Vanaf toen deed niemand meer erg lullig tegen me. Een paar van mijn vriendinnen kwamen hun excuses aanbieden en die nam ik maar al te graag aan. Ik vond hun gezelschap toch wel prettig. Na een tijdje wordt steeds alleen zijn saai.
En, hoewel alles nu goed leek te zijn, zit het me nog steeds niet helemaal lekker. Het feit dat ik toen heb gelogen, achtervolgd me nog steeds. Ik weet heel goed dat ik eigenlijk eerlijk had moeten zijn, maar dat is niet zo gegaan en helaas kan ik de tijd niet terugdraaien. Vaak zegt men, een leugentje om eigen bestwil mag. Dat vind ik prima, maar houd het dan inderdaad ook bij kleine leugentjes, niet zoiets.

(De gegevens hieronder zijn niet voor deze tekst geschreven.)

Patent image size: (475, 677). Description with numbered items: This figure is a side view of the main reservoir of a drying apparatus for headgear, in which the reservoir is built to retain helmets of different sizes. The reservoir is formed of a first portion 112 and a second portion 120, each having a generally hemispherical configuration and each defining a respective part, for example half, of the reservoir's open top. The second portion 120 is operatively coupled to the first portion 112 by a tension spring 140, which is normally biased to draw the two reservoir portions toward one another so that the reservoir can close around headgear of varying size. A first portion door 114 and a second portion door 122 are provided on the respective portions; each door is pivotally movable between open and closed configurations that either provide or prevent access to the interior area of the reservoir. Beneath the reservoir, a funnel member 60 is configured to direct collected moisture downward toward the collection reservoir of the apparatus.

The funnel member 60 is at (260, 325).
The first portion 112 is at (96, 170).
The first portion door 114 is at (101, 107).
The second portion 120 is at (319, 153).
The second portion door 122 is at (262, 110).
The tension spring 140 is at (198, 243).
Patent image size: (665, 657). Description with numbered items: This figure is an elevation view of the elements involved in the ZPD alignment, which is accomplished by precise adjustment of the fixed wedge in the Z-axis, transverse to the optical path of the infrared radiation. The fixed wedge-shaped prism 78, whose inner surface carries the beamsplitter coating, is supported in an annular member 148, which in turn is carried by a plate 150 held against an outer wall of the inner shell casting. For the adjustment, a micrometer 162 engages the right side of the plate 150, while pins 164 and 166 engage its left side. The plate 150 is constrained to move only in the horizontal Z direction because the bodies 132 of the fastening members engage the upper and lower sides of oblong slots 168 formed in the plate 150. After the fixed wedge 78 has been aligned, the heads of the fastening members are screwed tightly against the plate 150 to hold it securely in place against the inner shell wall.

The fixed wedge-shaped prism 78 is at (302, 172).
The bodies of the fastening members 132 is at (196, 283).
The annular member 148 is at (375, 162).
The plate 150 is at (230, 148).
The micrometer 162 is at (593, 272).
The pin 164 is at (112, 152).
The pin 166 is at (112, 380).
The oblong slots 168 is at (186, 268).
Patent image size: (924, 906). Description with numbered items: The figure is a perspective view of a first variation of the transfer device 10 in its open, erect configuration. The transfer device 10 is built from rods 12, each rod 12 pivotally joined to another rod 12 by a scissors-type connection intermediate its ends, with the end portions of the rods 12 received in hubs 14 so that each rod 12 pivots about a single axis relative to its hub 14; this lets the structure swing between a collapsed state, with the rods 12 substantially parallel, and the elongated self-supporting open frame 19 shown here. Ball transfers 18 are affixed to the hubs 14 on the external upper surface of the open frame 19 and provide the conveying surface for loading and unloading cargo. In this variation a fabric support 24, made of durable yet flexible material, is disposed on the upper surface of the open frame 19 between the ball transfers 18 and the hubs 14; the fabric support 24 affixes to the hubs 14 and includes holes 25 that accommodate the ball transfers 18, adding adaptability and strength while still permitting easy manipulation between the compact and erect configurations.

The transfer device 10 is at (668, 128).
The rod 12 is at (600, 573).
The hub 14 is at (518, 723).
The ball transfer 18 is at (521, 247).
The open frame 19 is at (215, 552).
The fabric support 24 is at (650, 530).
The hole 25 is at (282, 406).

Ik heb wel gemerkt dat mijn klasgenoten me een soort van respecteren nu, net als Lianne. Ze vinden het knap dat ik tegen de directeur heb gelogen voor Lianne. En ik laat het allemaal maar zo. Alles gaat nu zijn gangetje en ik ga voor die laatste paar maanden mijn tijd op school niet verpesten. Toch vond ik het wel een goed idee om dit op te schrijven, om mijn aankomende lotgenoten, want ik weet dat die er gaan komen, te waarschuwen. Mijn plan heeft geholpen, ja, maar het blijft je achtervolgen. Eerlijkheid gaat boven alles.
Er zijn nog geen reacties.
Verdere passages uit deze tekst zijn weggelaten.